REVIEW: ‘Shazam’, Issue #1

Reading Time: 3 minutes

Shazam #1 - But Why Tho

Shazam #1 is published by DC Comics. The writer is Tim Sheridan and the art is by Clayton Henry. Marcelo Maiolo is the colourist and the letters are by Rob Leigh. This book springs out of the pages of Teen Titans Academy. Billy Batson is one of the most experienced and powerful people at the academy. But he is not the most reliable. His powers are shaky, unable to transform into Shazam on command like he used to. This leads to a crisis in confidence as he struggles to discover who he is. With tragic circumstances impacting his life, Billy is torn between his place in the academy and those he loves. And when Doctor Fate visits it seems like the course for his faulty powers may present a danger to the whole cosmos.

The setup of this series is fantastic. The first issue is packed with story. The comic sets up the primary problem within a few pages; Billy’s powers aren’t working properly. This appears to be the main conflict that Batson will face over the course of this series. But there are multiple plot threads that are efficiently created that shows how much content will be provided. These threads are structured superbly, laid out one after another without over encumbering the reader. There is a pleasant balance between action and world-building, with this comic linking to not just Teen Titans Academy, but to some much bigger as well. 

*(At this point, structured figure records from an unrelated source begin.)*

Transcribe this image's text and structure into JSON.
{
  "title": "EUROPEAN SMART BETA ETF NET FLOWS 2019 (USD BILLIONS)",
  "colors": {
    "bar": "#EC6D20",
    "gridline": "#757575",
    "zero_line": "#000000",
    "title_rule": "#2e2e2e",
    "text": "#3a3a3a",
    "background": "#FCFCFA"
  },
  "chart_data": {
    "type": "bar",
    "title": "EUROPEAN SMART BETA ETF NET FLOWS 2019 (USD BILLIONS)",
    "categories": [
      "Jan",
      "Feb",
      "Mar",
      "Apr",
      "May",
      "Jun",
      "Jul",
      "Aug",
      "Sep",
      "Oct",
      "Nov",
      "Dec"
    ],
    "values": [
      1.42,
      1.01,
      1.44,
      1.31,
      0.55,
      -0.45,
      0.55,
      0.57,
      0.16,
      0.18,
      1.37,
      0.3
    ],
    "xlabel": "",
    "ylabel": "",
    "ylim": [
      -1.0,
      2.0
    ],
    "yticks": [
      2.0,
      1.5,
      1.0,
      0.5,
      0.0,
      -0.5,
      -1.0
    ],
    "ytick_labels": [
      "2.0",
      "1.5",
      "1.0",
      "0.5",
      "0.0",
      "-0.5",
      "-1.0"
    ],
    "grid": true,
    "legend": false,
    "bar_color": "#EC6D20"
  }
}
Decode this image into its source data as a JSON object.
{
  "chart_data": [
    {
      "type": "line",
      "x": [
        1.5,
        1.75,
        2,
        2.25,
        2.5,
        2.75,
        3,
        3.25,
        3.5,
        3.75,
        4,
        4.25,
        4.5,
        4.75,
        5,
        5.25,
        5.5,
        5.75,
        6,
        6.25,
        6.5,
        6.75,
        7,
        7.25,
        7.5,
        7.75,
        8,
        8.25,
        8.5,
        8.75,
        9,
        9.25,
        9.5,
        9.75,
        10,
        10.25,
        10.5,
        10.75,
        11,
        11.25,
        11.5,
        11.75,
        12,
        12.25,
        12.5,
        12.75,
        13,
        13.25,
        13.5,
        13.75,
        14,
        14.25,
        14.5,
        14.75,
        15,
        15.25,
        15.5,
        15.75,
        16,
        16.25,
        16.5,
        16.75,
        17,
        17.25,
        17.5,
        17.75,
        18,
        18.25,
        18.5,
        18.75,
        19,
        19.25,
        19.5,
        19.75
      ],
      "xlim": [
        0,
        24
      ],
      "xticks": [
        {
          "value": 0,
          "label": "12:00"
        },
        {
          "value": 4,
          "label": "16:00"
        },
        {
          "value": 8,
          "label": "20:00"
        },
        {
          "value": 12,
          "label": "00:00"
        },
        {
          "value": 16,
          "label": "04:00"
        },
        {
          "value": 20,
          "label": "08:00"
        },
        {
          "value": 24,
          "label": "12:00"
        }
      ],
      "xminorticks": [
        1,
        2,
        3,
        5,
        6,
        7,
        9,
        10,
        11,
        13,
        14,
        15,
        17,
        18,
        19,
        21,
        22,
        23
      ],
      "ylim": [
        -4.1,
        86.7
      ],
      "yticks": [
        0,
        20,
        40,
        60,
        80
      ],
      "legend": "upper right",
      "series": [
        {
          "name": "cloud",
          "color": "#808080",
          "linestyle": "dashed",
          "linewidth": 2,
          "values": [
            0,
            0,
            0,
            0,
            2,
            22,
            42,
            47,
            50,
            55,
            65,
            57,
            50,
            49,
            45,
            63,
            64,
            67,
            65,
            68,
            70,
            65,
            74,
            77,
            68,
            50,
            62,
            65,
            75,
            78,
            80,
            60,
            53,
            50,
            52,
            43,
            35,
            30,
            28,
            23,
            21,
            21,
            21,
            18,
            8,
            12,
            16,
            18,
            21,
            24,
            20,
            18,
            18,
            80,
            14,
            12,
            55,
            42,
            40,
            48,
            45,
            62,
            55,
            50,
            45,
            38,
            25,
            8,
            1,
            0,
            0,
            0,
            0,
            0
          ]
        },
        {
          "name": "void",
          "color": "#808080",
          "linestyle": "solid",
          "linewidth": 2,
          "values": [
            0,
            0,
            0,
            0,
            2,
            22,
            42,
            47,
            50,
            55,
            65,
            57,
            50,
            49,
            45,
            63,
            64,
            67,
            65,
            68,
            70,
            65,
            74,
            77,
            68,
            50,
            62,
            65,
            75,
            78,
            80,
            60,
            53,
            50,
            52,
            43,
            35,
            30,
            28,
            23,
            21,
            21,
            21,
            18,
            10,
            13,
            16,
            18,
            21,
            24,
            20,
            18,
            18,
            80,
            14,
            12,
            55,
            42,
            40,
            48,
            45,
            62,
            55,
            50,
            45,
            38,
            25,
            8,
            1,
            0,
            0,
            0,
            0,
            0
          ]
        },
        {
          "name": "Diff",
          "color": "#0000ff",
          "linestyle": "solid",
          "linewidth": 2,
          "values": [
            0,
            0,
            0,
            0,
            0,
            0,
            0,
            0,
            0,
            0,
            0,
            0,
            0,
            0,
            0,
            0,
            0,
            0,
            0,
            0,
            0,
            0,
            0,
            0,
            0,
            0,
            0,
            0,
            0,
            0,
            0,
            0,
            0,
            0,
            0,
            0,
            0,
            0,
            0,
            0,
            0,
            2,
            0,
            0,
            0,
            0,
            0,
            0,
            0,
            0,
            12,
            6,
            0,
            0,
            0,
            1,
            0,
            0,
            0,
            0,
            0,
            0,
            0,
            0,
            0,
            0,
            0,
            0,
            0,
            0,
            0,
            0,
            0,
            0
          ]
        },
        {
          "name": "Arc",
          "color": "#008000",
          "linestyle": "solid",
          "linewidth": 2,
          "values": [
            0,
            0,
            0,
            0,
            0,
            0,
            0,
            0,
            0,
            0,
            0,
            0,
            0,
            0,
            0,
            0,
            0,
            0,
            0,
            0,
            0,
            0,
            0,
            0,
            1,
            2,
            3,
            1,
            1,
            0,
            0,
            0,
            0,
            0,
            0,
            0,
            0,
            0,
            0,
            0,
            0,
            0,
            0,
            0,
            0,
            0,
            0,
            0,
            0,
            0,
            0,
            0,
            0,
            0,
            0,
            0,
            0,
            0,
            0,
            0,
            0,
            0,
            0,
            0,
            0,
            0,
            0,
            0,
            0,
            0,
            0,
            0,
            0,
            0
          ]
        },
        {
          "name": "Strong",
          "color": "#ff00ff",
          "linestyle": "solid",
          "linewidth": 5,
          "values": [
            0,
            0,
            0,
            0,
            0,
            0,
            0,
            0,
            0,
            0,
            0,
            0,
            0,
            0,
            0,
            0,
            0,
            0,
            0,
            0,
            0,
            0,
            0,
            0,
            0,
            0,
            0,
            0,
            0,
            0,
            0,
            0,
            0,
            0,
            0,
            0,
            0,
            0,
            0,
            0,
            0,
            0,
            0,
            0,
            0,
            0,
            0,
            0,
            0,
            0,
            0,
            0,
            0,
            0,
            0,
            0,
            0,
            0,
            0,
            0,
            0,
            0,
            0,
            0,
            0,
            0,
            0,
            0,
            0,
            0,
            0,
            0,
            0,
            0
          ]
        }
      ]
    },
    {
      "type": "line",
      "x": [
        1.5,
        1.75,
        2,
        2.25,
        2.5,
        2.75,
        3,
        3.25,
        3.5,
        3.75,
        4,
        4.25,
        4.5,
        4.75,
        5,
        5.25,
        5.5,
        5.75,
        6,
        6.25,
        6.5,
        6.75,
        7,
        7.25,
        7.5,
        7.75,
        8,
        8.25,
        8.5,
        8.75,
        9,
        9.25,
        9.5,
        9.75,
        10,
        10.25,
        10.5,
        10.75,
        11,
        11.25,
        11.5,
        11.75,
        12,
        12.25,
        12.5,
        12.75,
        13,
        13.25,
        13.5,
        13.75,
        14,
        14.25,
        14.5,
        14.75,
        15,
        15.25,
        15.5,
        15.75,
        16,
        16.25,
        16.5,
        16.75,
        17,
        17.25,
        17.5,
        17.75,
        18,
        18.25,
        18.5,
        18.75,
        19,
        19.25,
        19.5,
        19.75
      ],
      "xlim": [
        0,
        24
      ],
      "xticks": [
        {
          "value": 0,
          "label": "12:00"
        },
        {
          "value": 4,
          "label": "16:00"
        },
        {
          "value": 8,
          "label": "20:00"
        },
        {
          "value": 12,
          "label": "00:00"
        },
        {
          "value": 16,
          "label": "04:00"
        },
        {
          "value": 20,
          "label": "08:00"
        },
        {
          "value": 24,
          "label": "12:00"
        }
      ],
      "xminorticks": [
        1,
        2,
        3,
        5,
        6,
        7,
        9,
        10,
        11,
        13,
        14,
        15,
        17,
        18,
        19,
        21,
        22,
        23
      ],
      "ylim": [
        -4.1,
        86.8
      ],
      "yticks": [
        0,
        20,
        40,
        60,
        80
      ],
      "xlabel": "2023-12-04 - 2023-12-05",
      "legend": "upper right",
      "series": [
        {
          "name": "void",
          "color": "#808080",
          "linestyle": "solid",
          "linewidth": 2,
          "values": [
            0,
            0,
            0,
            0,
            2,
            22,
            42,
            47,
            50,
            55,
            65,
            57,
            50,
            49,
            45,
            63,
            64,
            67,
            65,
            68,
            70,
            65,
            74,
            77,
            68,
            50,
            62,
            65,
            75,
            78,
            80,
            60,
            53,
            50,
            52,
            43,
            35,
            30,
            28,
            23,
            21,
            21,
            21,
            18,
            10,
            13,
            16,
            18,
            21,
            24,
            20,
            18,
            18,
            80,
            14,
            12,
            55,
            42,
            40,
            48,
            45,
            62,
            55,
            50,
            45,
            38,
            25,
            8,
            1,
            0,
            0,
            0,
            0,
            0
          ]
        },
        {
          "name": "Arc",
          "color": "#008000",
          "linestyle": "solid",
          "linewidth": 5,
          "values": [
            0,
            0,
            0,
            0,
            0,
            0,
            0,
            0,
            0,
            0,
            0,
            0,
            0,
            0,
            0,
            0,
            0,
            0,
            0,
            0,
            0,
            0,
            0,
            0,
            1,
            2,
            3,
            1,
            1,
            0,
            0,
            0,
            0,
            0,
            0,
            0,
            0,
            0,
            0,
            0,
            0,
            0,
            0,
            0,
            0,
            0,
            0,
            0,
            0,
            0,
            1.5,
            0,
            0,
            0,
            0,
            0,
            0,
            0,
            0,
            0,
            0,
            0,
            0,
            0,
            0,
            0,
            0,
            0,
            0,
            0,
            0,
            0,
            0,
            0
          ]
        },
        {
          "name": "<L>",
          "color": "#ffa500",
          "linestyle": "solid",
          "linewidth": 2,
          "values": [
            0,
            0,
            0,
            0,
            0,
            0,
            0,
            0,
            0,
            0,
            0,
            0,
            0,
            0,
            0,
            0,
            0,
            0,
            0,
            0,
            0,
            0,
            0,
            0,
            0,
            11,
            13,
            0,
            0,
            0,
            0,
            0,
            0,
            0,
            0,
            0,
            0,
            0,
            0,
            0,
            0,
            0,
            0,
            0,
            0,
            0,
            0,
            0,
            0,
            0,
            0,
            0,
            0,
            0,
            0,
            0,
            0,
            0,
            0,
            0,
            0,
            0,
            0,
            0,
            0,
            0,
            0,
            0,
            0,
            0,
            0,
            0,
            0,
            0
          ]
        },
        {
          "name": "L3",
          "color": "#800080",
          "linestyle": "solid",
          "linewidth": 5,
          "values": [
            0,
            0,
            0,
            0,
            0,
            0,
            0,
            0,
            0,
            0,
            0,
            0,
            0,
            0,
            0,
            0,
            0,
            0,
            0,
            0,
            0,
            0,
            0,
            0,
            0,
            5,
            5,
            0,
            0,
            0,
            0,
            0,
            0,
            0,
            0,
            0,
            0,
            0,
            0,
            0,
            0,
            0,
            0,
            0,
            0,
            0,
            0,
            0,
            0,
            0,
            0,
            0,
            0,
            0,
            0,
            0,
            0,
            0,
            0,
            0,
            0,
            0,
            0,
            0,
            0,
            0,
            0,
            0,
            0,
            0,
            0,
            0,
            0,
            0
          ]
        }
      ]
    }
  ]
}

Sheridan’s exploration of Batson is fantastic as it feels like the protagonist is trying to explore himself. With his ability not working properly, the kid is struggling to figure out who he is. A common theme within both young adult comics and Shazam comics are growing up. Grappling with that in regards to not only his superhuman powers, but his normal life too, makes him very relatable to younger readers.

One thing that is made clear inside the first page of Shazam #1 is just how large the cast will be. There is an abundance of awesome guest appearances. This issue flourishes from Teen Titans Academy but features many of the team and students too. The dialogue and relationships between Billy and the older Titans are beautiful to read. Nightwing is an older male presence in his life, there to talk to him about his powers and growing up in general. Raven is a mystical guide, able to tap into the magical core of Billy’s power source. And Starfire is a compassionate but firm headteacher who reminds Billy of his real age. Not just Titans show their faces in this issue, as both young Superman and Doctor Fate have cameos as well. It will be very interesting to see if this large cast as the series progresses, or if they were merely used as a launchpad for this premier issue.

The art is the perfect choice for this book and is magnificent as well. Henry depicts Billy as a teenager; so he looks much older than the other heroes. The difference in their ages is evident, making the pep talks by the likes of Starfire and Nightwing feel realistic. As Shazam, his proportions are exaggerated and his power is vast, which is displayed awesomely in the cold open. There are many other heroes present in this issue, as previously mentioned, but all of their costumes are superb and rife with intricate details. The facial expressions are captured with humour, often drawing a smile from the reader.

The colours, like the art, match the tone of the book. There is often a light nature to Shazam comics, and the bright and beautiful tones are stunning to see. The red of Shazam’s costume is incredibly rich and powerful. Maiolo’s understanding of lighting comes across on every page, but especially in scenes where the characters are outside. All of the light has a natural look to it, but this means that the different shades and shadows have to be flawless to maintain that style, which Maiolo succeeds in achieves that.

The lettering is very good at giving characters a voice. There is a scene in which all of the Titans are discussing something. Leigh gives a different colour to the word balloons to identify who is talking. But instead of making the word balloons a particular colour, a ring with that characters particular shade frames the bubble. This helps denote who is saying what without filling a panel with balloons that may have been difficult to read.

Shazam #1 is a brilliant start. The tempo and tone of the book are revealed very quickly, with an exciting story presenting itself with multiple plot threads. But this isn’t just a book full of superheroes and cosmos-threatening crises, as it possesses a heart as well. With this art team creating amazing pages and the unpredictability at which heroes will appear next, this series is sure to be a universe of fun.

Shazam #1 is available where comics are sold.

 


Shazam #1
5

TL;DR

Shazam #1 is a brilliant start. The tempo and tone of the book are revealed very quickly, with an exciting story presenting itself with multiple plot threads. But this isn’t just a book full of superheroes and cosmos-threatening crises, as it possesses a heart as well. With this art team creating amazing pages and the unpredictability at which heroes will appear next, this series is sure to be a universe of fun.